James Raven, Bookscape: Geographies of Printing and Publishing in London before 1800

James Raven. Bookscape: Geographies of Printing and Publishing in London before 1800. (The Panizzi Lectures, 2010.) London: The British Library, 2014. xv, 208 p., ill. ISBN 9780712357333. £50.00 (hardback).

This important work, which has its origins in the Panizzi Lecture series delivered by James Raven at the British Library in 2010, is densely stuffed with fact: names, addresses, dates. The work of a major book historian, it paradoxically verges on being book history without the book. Raven explains that his concept of a “bookscape” takes its cue not from “the representation and use of the object (the book)” but from “its place of production, based primarily on topographical resources” (5). His aim, accordingly, is to plot the shifting contours of the London book trade of the late seventeenth and early eighteenth centuries by means of a detailed analysis of early modern tax returns, documents produced by inspectors who made an annual record of the ownership and the rental valuation of each property they visited. Raven is alert to the challenges of using this material (Chapter 2 is a cool-headed masterclass on “The Evidence”) and scrupulously correlates it with trade directories, names and locations in imprints and contemporary topographical images. The picture he reveals is at variance with many of the findings of past scholarship. Raven highlights in particular “the plasticity of occupied space” (69): it turns out that most London booksellers, publishers, printers and stationers were leaseholders rather than freeholders and that these book trade professionals held surprisingly short-term leases, frequently migrating for short periods to new premises, often nearby. As Raven points out in one of his many illuminating asides, the sign was a more valuable identity marker than the street number (66).
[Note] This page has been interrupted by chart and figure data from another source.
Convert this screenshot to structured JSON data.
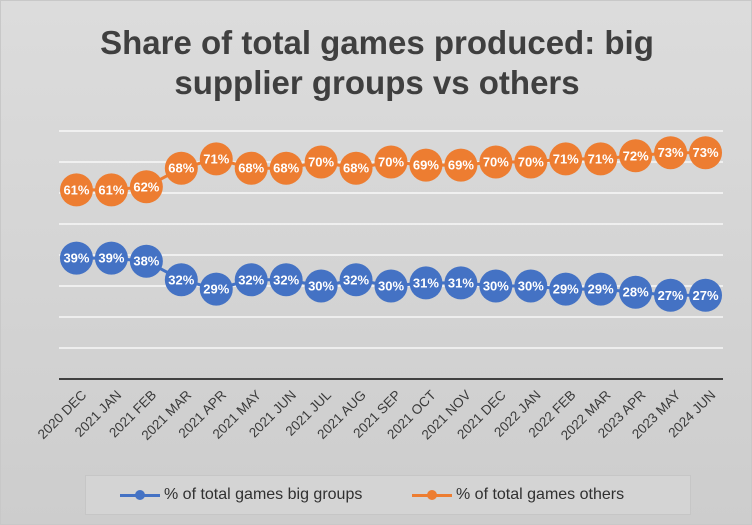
{
  "chart_data": {
    "type": "line",
    "title": "Share of total games produced: big supplier groups vs others",
    "title_lines": [
      "Share of total games produced: big",
      "supplier groups vs others"
    ],
    "categories": [
      "2020 DEC",
      "2021 JAN",
      "2021 FEB",
      "2021 MAR",
      "2021 APR",
      "2021 MAY",
      "2021 JUN",
      "2021 JUL",
      "2021 AUG",
      "2021 SEP",
      "2021 OCT",
      "2021 NOV",
      "2021 DEC",
      "2022 JAN",
      "2022 FEB",
      "2022 MAR",
      "2023 APR",
      "2023 MAY",
      "2024 JUN"
    ],
    "series": [
      {
        "name": "% of total games big groups",
        "color": "#4472C4",
        "values": [
          39,
          39,
          38,
          32,
          29,
          32,
          32,
          30,
          32,
          30,
          31,
          31,
          30,
          30,
          29,
          29,
          28,
          27,
          27
        ],
        "labels": [
          "39%",
          "39%",
          "38%",
          "32%",
          "29%",
          "32%",
          "32%",
          "30%",
          "32%",
          "30%",
          "31%",
          "31%",
          "30%",
          "30%",
          "29%",
          "29%",
          "28%",
          "27%",
          "27%"
        ]
      },
      {
        "name": "% of total games others",
        "color": "#ED7D31",
        "values": [
          61,
          61,
          62,
          68,
          71,
          68,
          68,
          70,
          68,
          70,
          69,
          69,
          70,
          70,
          71,
          71,
          72,
          73,
          73
        ],
        "labels": [
          "61%",
          "61%",
          "62%",
          "68%",
          "71%",
          "68%",
          "68%",
          "70%",
          "68%",
          "70%",
          "69%",
          "69%",
          "70%",
          "70%",
          "71%",
          "71%",
          "72%",
          "73%",
          "73%"
        ]
      }
    ],
    "ylim": [
      0,
      80
    ],
    "grid": true,
    "legend": "bottom",
    "gridline_color": "#ffffff",
    "axis_color": "#404040",
    "label_color": "#ffffff"
  }
}
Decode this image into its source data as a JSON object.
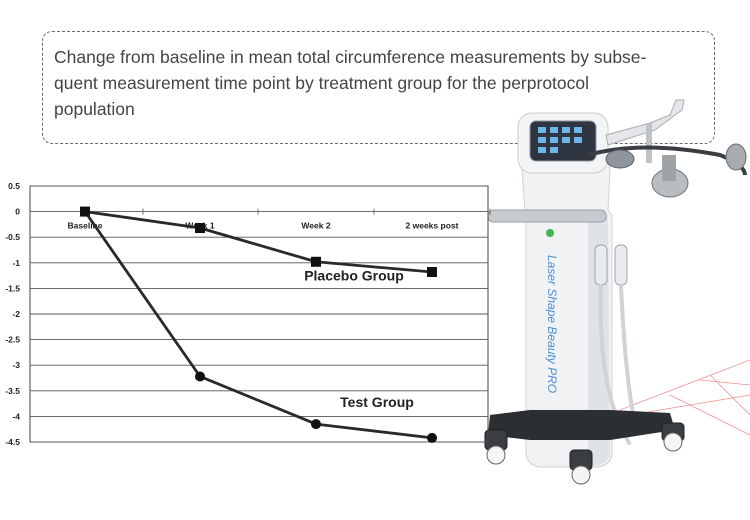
{
  "caption": {
    "line1": "Change from baseline in mean total circumference measurements by subse-",
    "line2": "quent measurement time point by treatment group for the perprotocol",
    "line3": "population"
  },
  "chart_data": {
    "type": "line",
    "categories": [
      "Baseline",
      "Week 1",
      "Week 2",
      "2 weeks post"
    ],
    "series": [
      {
        "name": "Placebo  Group",
        "values": [
          0,
          -0.32,
          -0.98,
          -1.18
        ],
        "marker": "square",
        "color": "#2a2a2a"
      },
      {
        "name": "Test Group",
        "values": [
          0,
          -3.22,
          -4.15,
          -4.42
        ],
        "marker": "circle",
        "color": "#2a2a2a"
      }
    ],
    "yticks": [
      "0.5",
      "0",
      "-0.5",
      "-1",
      "-1.5",
      "-2",
      "-2.5",
      "-3",
      "-3.5",
      "-4",
      "-4.5"
    ],
    "ylim": [
      -4.5,
      0.5
    ],
    "grid": true,
    "title": "",
    "xlabel": "",
    "ylabel": ""
  },
  "device": {
    "label": "Laser Shape Beauty PRO",
    "accent": "#4a8fd4"
  }
}
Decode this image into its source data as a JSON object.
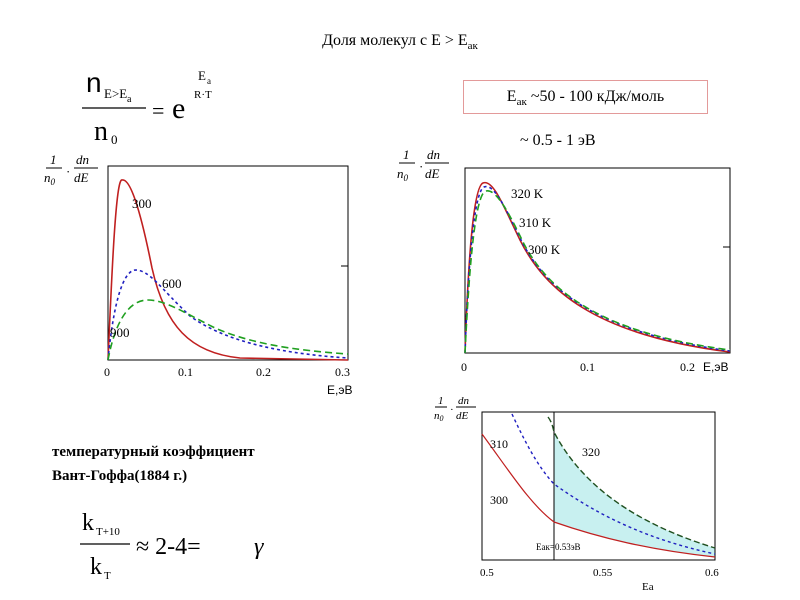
{
  "title": {
    "prefix": "Доля молекул с E > E",
    "sub": "ак"
  },
  "formula_top": {
    "numerator": "n",
    "numerator_sub": "E>E",
    "numerator_sub2": "a",
    "denominator": "n",
    "denominator_sub": "0",
    "equals": "=",
    "base": "e",
    "exp_num": "E",
    "exp_num_sub": "a",
    "exp_den": "R·T"
  },
  "ea_box": {
    "prefix": "E",
    "sub": "ак",
    "text": " ~50 - 100 кДж/моль"
  },
  "ev_range": "~ 0.5 - 1 эВ",
  "coefficient": {
    "line1": "температурный коэффициент",
    "line2": "Вант-Гоффа(1884 г.)"
  },
  "formula_bottom": {
    "numerator": "k",
    "numerator_sub": "T+10",
    "denominator": "k",
    "denominator_sub": "T",
    "expr": "≈ 2-4=",
    "gamma": "γ"
  },
  "chart_data": [
    {
      "type": "line",
      "ylabel": "1/n0 · dn/dE",
      "xlabel": "E,эВ",
      "xlim": [
        0,
        0.3
      ],
      "x_ticks": [
        "0",
        "0.1",
        "0.2",
        "0.3"
      ],
      "series": [
        {
          "name": "300",
          "color": "#c02020",
          "style": "solid"
        },
        {
          "name": "600",
          "color": "#2020c0",
          "style": "dotted"
        },
        {
          "name": "900",
          "color": "#20a020",
          "style": "dashed"
        }
      ]
    },
    {
      "type": "line",
      "ylabel": "1/n0 · dn/dE",
      "xlabel": "E,эВ",
      "xlim": [
        0,
        0.2
      ],
      "x_ticks": [
        "0",
        "0.1",
        "0.2"
      ],
      "series": [
        {
          "name": "320 K",
          "color": "#20a020",
          "style": "dashed"
        },
        {
          "name": "310 K",
          "color": "#2020c0",
          "style": "dotted"
        },
        {
          "name": "300 K",
          "color": "#c02020",
          "style": "solid"
        }
      ]
    },
    {
      "type": "area",
      "ylabel": "1/n0 · dn/dE",
      "xlabel": "Ea",
      "xlim": [
        0.5,
        0.6
      ],
      "x_ticks": [
        "0.5",
        "0.55",
        "0.6"
      ],
      "marker": {
        "label": "Eак=0.53эВ",
        "x": 0.53
      },
      "series": [
        {
          "name": "310",
          "color": "#2020c0",
          "style": "dotted"
        },
        {
          "name": "320",
          "color": "#20a020",
          "style": "dashed"
        },
        {
          "name": "300",
          "color": "#c02020",
          "style": "solid"
        }
      ]
    }
  ]
}
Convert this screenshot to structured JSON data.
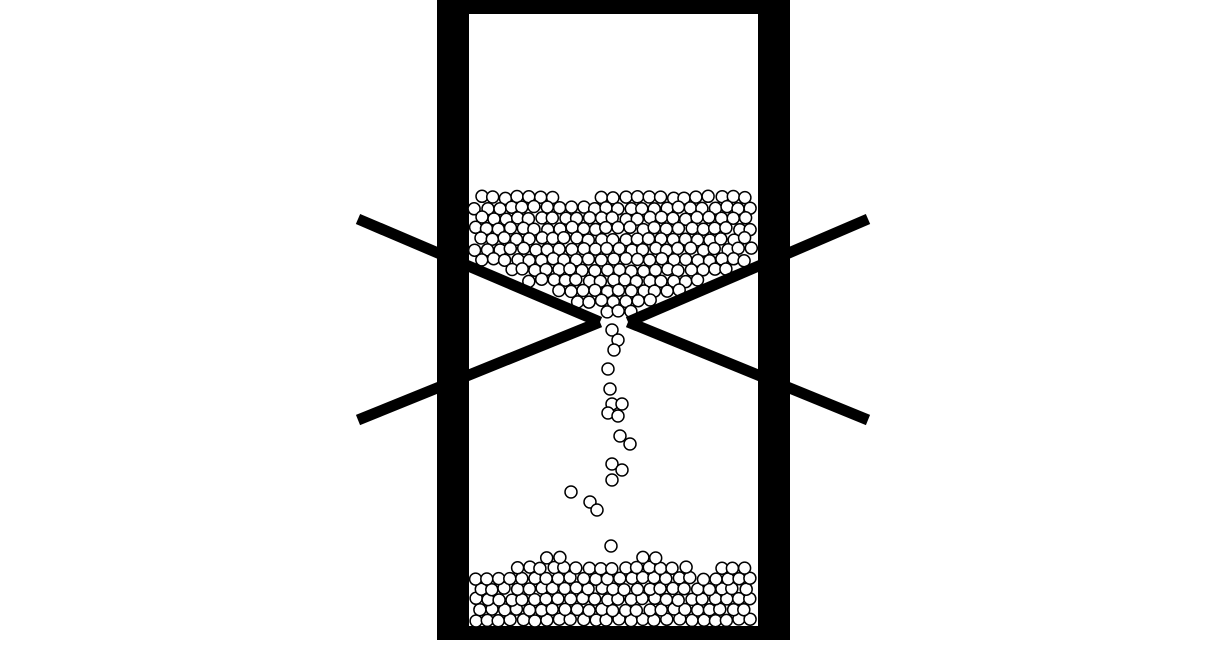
{
  "diagram": {
    "subject": "hourglass-granular-flow",
    "colors": {
      "background": "#ffffff",
      "frame": "#000000",
      "grain_fill": "#ffffff",
      "grain_stroke": "#000000"
    },
    "upper_reservoir": {
      "state": "draining"
    },
    "stream": {
      "state": "falling"
    },
    "lower_reservoir": {
      "state": "filling"
    }
  }
}
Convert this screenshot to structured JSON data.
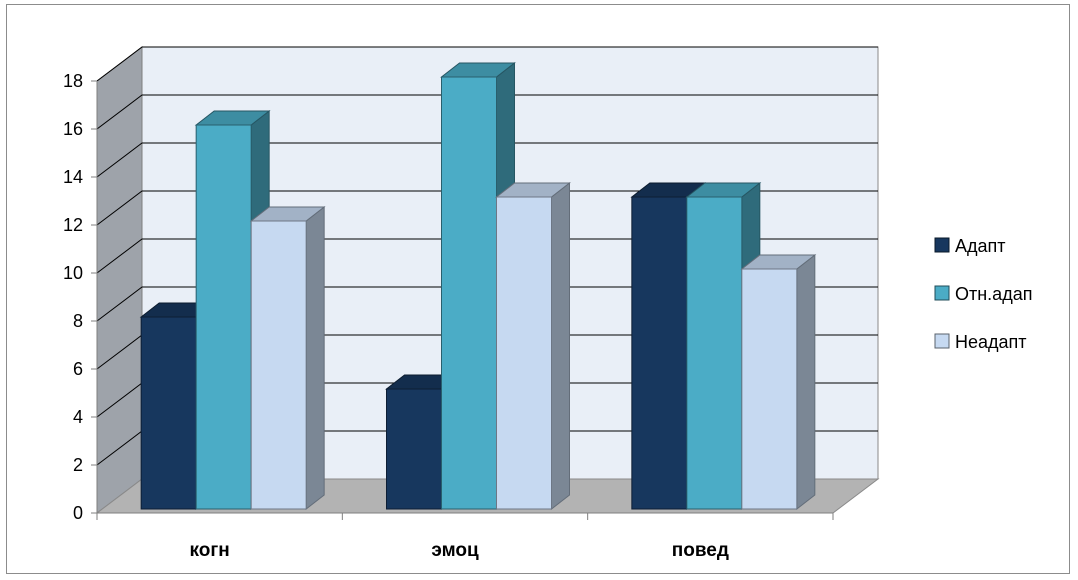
{
  "chart_data": {
    "type": "bar",
    "categories": [
      "когн",
      "эмоц",
      "повед"
    ],
    "series": [
      {
        "name": "Адапт",
        "values": [
          8,
          5,
          13
        ],
        "color": "#17375e"
      },
      {
        "name": "Отн.адап",
        "values": [
          16,
          18,
          13
        ],
        "color": "#4bacc6"
      },
      {
        "name": "Неадапт",
        "values": [
          12,
          13,
          10
        ],
        "color": "#c6d9f1"
      }
    ],
    "yticks": [
      "0",
      "2",
      "4",
      "6",
      "8",
      "10",
      "12",
      "14",
      "16",
      "18"
    ],
    "ylim": [
      0,
      18
    ],
    "grid": true,
    "legend_position": "right",
    "colors": {
      "wall": "#e9eff7",
      "side_wall": "#9ea3aa",
      "floor": "#b3b3b3",
      "gridline": "#000000"
    }
  }
}
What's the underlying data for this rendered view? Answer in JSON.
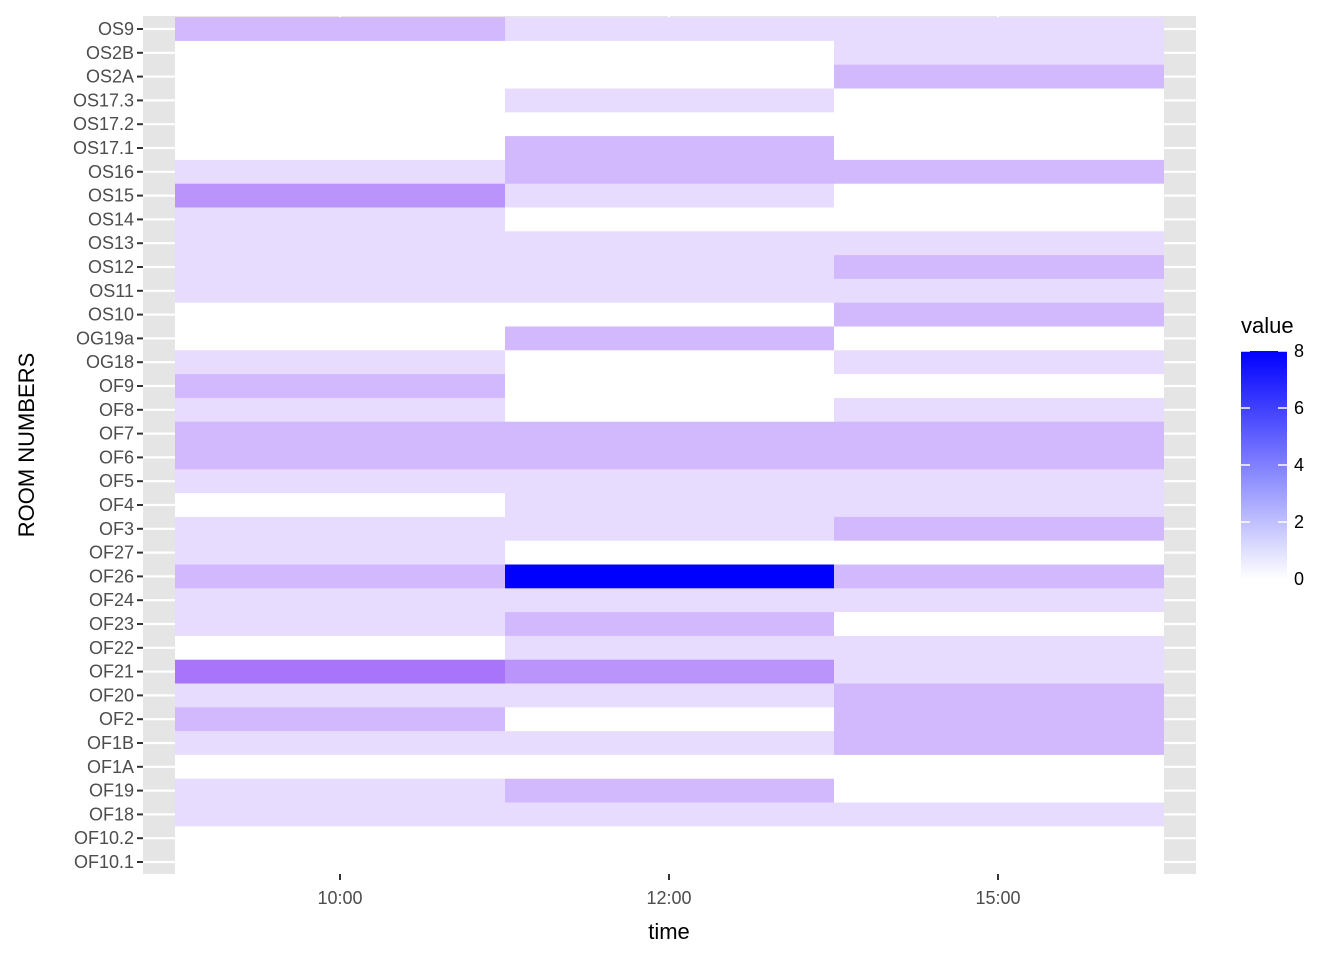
{
  "chart_data": {
    "type": "heatmap",
    "title": "",
    "xlabel": "time",
    "ylabel": "ROOM NUMBERS",
    "x_tick_labels": [
      "10:00",
      "12:00",
      "15:00"
    ],
    "rows": [
      "OS9",
      "OS2B",
      "OS2A",
      "OS17.3",
      "OS17.2",
      "OS17.1",
      "OS16",
      "OS15",
      "OS14",
      "OS13",
      "OS12",
      "OS11",
      "OS10",
      "OG19a",
      "OG18",
      "OF9",
      "OF8",
      "OF7",
      "OF6",
      "OF5",
      "OF4",
      "OF3",
      "OF27",
      "OF26",
      "OF24",
      "OF23",
      "OF22",
      "OF21",
      "OF20",
      "OF2",
      "OF1B",
      "OF1A",
      "OF19",
      "OF18",
      "OF10.2",
      "OF10.1"
    ],
    "cells": [
      {
        "row": "OS9",
        "x": "10:00",
        "value": 2
      },
      {
        "row": "OS9",
        "x": "12:00",
        "value": 1
      },
      {
        "row": "OS9",
        "x": "15:00",
        "value": 1
      },
      {
        "row": "OS2B",
        "x": "15:00",
        "value": 1
      },
      {
        "row": "OS2A",
        "x": "15:00",
        "value": 2
      },
      {
        "row": "OS17.3",
        "x": "12:00",
        "value": 1
      },
      {
        "row": "OS17.1",
        "x": "12:00",
        "value": 2
      },
      {
        "row": "OS16",
        "x": "10:00",
        "value": 1
      },
      {
        "row": "OS16",
        "x": "12:00",
        "value": 2
      },
      {
        "row": "OS16",
        "x": "15:00",
        "value": 2
      },
      {
        "row": "OS15",
        "x": "10:00",
        "value": 3
      },
      {
        "row": "OS15",
        "x": "12:00",
        "value": 1
      },
      {
        "row": "OS14",
        "x": "10:00",
        "value": 1
      },
      {
        "row": "OS13",
        "x": "10:00",
        "value": 1
      },
      {
        "row": "OS13",
        "x": "12:00",
        "value": 1
      },
      {
        "row": "OS13",
        "x": "15:00",
        "value": 1
      },
      {
        "row": "OS12",
        "x": "10:00",
        "value": 1
      },
      {
        "row": "OS12",
        "x": "12:00",
        "value": 1
      },
      {
        "row": "OS12",
        "x": "15:00",
        "value": 2
      },
      {
        "row": "OS11",
        "x": "10:00",
        "value": 1
      },
      {
        "row": "OS11",
        "x": "12:00",
        "value": 1
      },
      {
        "row": "OS11",
        "x": "15:00",
        "value": 1
      },
      {
        "row": "OS10",
        "x": "15:00",
        "value": 2
      },
      {
        "row": "OG19a",
        "x": "12:00",
        "value": 2
      },
      {
        "row": "OG18",
        "x": "10:00",
        "value": 1
      },
      {
        "row": "OG18",
        "x": "15:00",
        "value": 1
      },
      {
        "row": "OF9",
        "x": "10:00",
        "value": 2
      },
      {
        "row": "OF8",
        "x": "10:00",
        "value": 1
      },
      {
        "row": "OF8",
        "x": "15:00",
        "value": 1
      },
      {
        "row": "OF7",
        "x": "10:00",
        "value": 2
      },
      {
        "row": "OF7",
        "x": "12:00",
        "value": 2
      },
      {
        "row": "OF7",
        "x": "15:00",
        "value": 2
      },
      {
        "row": "OF6",
        "x": "10:00",
        "value": 2
      },
      {
        "row": "OF6",
        "x": "12:00",
        "value": 2
      },
      {
        "row": "OF6",
        "x": "15:00",
        "value": 2
      },
      {
        "row": "OF5",
        "x": "10:00",
        "value": 1
      },
      {
        "row": "OF5",
        "x": "12:00",
        "value": 1
      },
      {
        "row": "OF5",
        "x": "15:00",
        "value": 1
      },
      {
        "row": "OF4",
        "x": "12:00",
        "value": 1
      },
      {
        "row": "OF4",
        "x": "15:00",
        "value": 1
      },
      {
        "row": "OF3",
        "x": "10:00",
        "value": 1
      },
      {
        "row": "OF3",
        "x": "12:00",
        "value": 1
      },
      {
        "row": "OF3",
        "x": "15:00",
        "value": 2
      },
      {
        "row": "OF27",
        "x": "10:00",
        "value": 1
      },
      {
        "row": "OF26",
        "x": "10:00",
        "value": 2
      },
      {
        "row": "OF26",
        "x": "12:00",
        "value": 8
      },
      {
        "row": "OF26",
        "x": "15:00",
        "value": 2
      },
      {
        "row": "OF24",
        "x": "10:00",
        "value": 1
      },
      {
        "row": "OF24",
        "x": "12:00",
        "value": 1
      },
      {
        "row": "OF24",
        "x": "15:00",
        "value": 1
      },
      {
        "row": "OF23",
        "x": "10:00",
        "value": 1
      },
      {
        "row": "OF23",
        "x": "12:00",
        "value": 2
      },
      {
        "row": "OF22",
        "x": "12:00",
        "value": 1
      },
      {
        "row": "OF22",
        "x": "15:00",
        "value": 1
      },
      {
        "row": "OF21",
        "x": "10:00",
        "value": 4
      },
      {
        "row": "OF21",
        "x": "12:00",
        "value": 3
      },
      {
        "row": "OF21",
        "x": "15:00",
        "value": 1
      },
      {
        "row": "OF20",
        "x": "10:00",
        "value": 1
      },
      {
        "row": "OF20",
        "x": "12:00",
        "value": 1
      },
      {
        "row": "OF20",
        "x": "15:00",
        "value": 2
      },
      {
        "row": "OF2",
        "x": "10:00",
        "value": 2
      },
      {
        "row": "OF2",
        "x": "15:00",
        "value": 2
      },
      {
        "row": "OF1B",
        "x": "10:00",
        "value": 1
      },
      {
        "row": "OF1B",
        "x": "12:00",
        "value": 1
      },
      {
        "row": "OF1B",
        "x": "15:00",
        "value": 2
      },
      {
        "row": "OF19",
        "x": "10:00",
        "value": 1
      },
      {
        "row": "OF19",
        "x": "12:00",
        "value": 2
      },
      {
        "row": "OF18",
        "x": "10:00",
        "value": 1
      },
      {
        "row": "OF18",
        "x": "12:00",
        "value": 1
      },
      {
        "row": "OF18",
        "x": "15:00",
        "value": 1
      }
    ],
    "color_scale": {
      "low": "#ffffff",
      "high": "#0000ff",
      "range": [
        0,
        8
      ]
    },
    "legend": {
      "title": "value",
      "ticks": [
        0,
        2,
        4,
        6,
        8
      ],
      "placement": "right"
    },
    "panel_background": "#e5e5e5",
    "gridline_color": "#ffffff",
    "grid": true
  }
}
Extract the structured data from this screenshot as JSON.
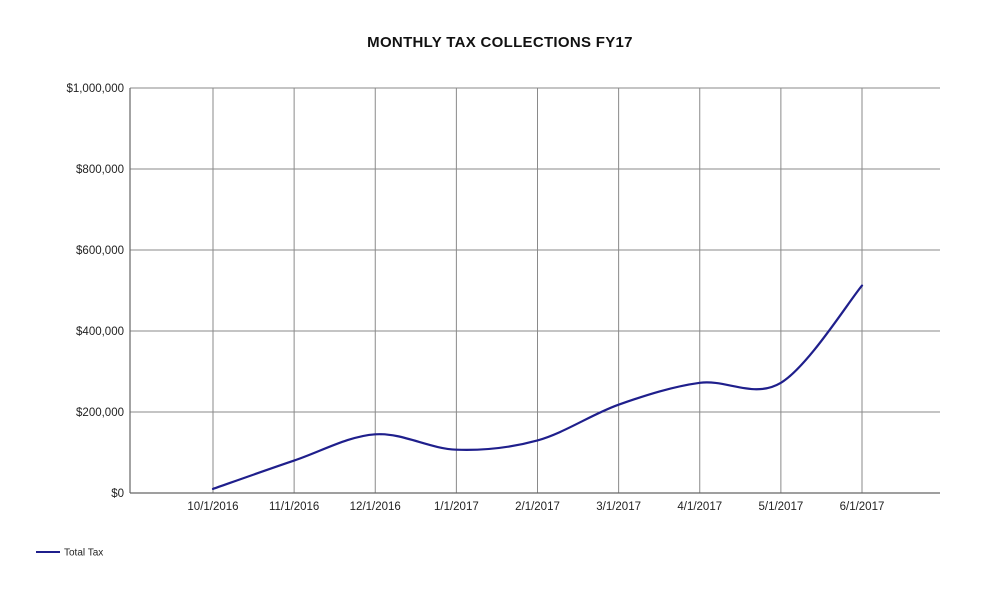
{
  "chart_data": {
    "type": "line",
    "title": "MONTHLY TAX COLLECTIONS FY17",
    "xlabel": "",
    "ylabel": "",
    "categories": [
      "10/1/2016",
      "11/1/2016",
      "12/1/2016",
      "1/1/2017",
      "2/1/2017",
      "3/1/2017",
      "4/1/2017",
      "5/1/2017",
      "6/1/2017"
    ],
    "series": [
      {
        "name": "Total Tax",
        "color": "#1f1f8c",
        "values": [
          10000,
          80000,
          145000,
          107000,
          130000,
          218000,
          272000,
          272000,
          512000
        ]
      }
    ],
    "ylim": [
      0,
      1000000
    ],
    "yticks": [
      0,
      200000,
      400000,
      600000,
      800000,
      1000000
    ],
    "ytick_labels": [
      "$0",
      "$200,000",
      "$400,000",
      "$600,000",
      "$800,000",
      "$1,000,000"
    ],
    "grid": true,
    "legend": "bottom-left"
  }
}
An introductory chapter pans across the landscape of contemporary theoretical approaches to space and place, from Pierre Nora to Bruno Latour. This stimulating tour d’horizon raised expectations in this reader that the following chapters did not bear out. There is little use of these theoretical perspectives in the rest of the volume. Raven does touch on major trends and wider contexts, but only fleetingly. The book’s focus throughout is rather on the details of property occupancy and length of publishing careers, topics on which Raven has much new information to offer. A brilliant searchlight is shone on the publishing activity in a sequence of different parts of London: the heart of the trade in Paternoster Row and St Paul’s Churchyard; Little Britain, in decline as a book centre by the mid-eighteenth century; the Cornhill and Exchange district, as concerned with small job printing or “commercial-assistance activity” (102) as with book publishing; and the maze-like alleys and courts around Fleet Street.

There are a healthy number of illustrations, maps and tables. The book forms a part of the ongoing “Mapping the Print Culture of Eighteenth-Century London” project, in the online manifestation of which, presumably, pictures, maps and tables will bulk larger and be more easily searchable, and in which a completer picture of publishing in the capital will be given. Within the necessarily linear structure of a monograph, Raven does his valiant best to give us as much detail as possible. Partly because of this, however, Bookscape is not an easy read. It requires a reader with a basic grasp of London topography and a reasonable competence in eighteenth-century publishing history. Things are not helped by some awkwardnesses and slips in production: black and white and colour images appear in different parts of the book but in the same numbering sequence; the running head for Chapter 2 is, erroneously, the same as for Chapter 1; the caption for the cover image has been swapped with the caption for another illustration; and the typeface is punishingly small for old eyes.